【揺れる盛岡藩】ハシノ君の盛岡藩刀

【揺れる盛岡藩】ハシノ君の盛岡藩刀

風のうわさ
風のうわさ イワテ奇談漂流

高橋政彦さん

 友人の一人にハシノ君という好青年がいる。何を思ったか、いつからか彼は抜刀術を修練し、時おりその見事な腕前を披露する人になった。どうしたらこういうことを趣味にしようと思うのか。ハシノ君を観察してわかった。武士然とした彼の佇まいである。そうか、おそらく彼の前世は侍なのだ。

 そんな彼は自前の真剣も持っている。新造品ではなく、盛岡藩の武士が所持していた歴史を持つ古の刀だ。ひどく興味を持った私はハシノ君に所持する刀について細かく聞いてみる。

 一振り目は、新藤國義(しんどう くによし)作の【奥州盛岡住國義】。筑前福岡の生まれの新藤國義は、江戸に出て鍛刀をしているところ、盛岡藩3代藩主・南部重信に見出され、五十駄の俸禄で召し抱えられた盛岡藩初のお抱え刀匠なのだという。1681年に居を盛岡に移した新藤國義は、下小路で鍛刀に従事。その後、新藤家は幕末期の8代・義國まで、約200年に渡って盛岡藩の第一刀匠として主導的役割を果たした由緒ある一族である。

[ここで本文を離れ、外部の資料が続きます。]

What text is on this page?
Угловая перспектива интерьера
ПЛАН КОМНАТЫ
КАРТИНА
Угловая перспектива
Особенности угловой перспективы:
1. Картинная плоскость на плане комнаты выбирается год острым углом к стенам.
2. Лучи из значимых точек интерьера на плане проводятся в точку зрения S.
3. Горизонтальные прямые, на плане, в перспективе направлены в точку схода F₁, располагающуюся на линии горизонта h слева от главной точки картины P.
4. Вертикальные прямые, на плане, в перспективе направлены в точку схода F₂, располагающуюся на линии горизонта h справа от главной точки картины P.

 説明を聞かされて、彼はとんでもないお宝を持っているのだと驚いたのだが、それにも増して、私がとても興味をそそられたのは、もう一振りの刀の方であった。 「これは【武庫刀】。読んで字のごとく、盛岡藩が戊辰戦争に備え大量に製造し、武器庫に保管していた備品刀なのです」と、彼はやや興奮しながら教えてくれた。よく見ると「武庫」の彫りの上に、現在も盛岡市役所に記されている盛岡市の市章が刻まれている。後になって市章に採用されたが、実はこれ、もともと盛岡藩の家紋の一つ「違い菱」なのだそうだ。「向かい鶴」しか藩の家紋を認識していなかった私は頭をかいて話の続きを聞いた。

「本来、このような彫りは柄の中の茎に掘られるのが一般的。しかし、わざわざ見えるように刀身に掘られている。なぜだと思いますか」  もちろん、私に答えられる知識はないし、想像もできない。ハシノ君は居住まいを正して言葉を続けた。

「盛岡藩が管理を徹底していたためか、あるいは…」わずかに間を開けて彼は目力を強める。

「脱藩し、新政府軍に寝返った者がいたら、一目でわかるようにしていたか…」  ドキッとした。こういうものは他藩では見られず、歴史資料的にも面白い刀といえるそうだ。そうなのか。ハシノ君が偶然ネットオークションで発見したというこの逸品が示すのは、あの幕末の動乱期というものが、いかに盛岡藩にとって脆弱だったかということ。結果としては幕府側に付くことを選んだわけだが、その裏でよほど佐幕か勤王かに揺れ惑っていた、その証しなのではなかろうか。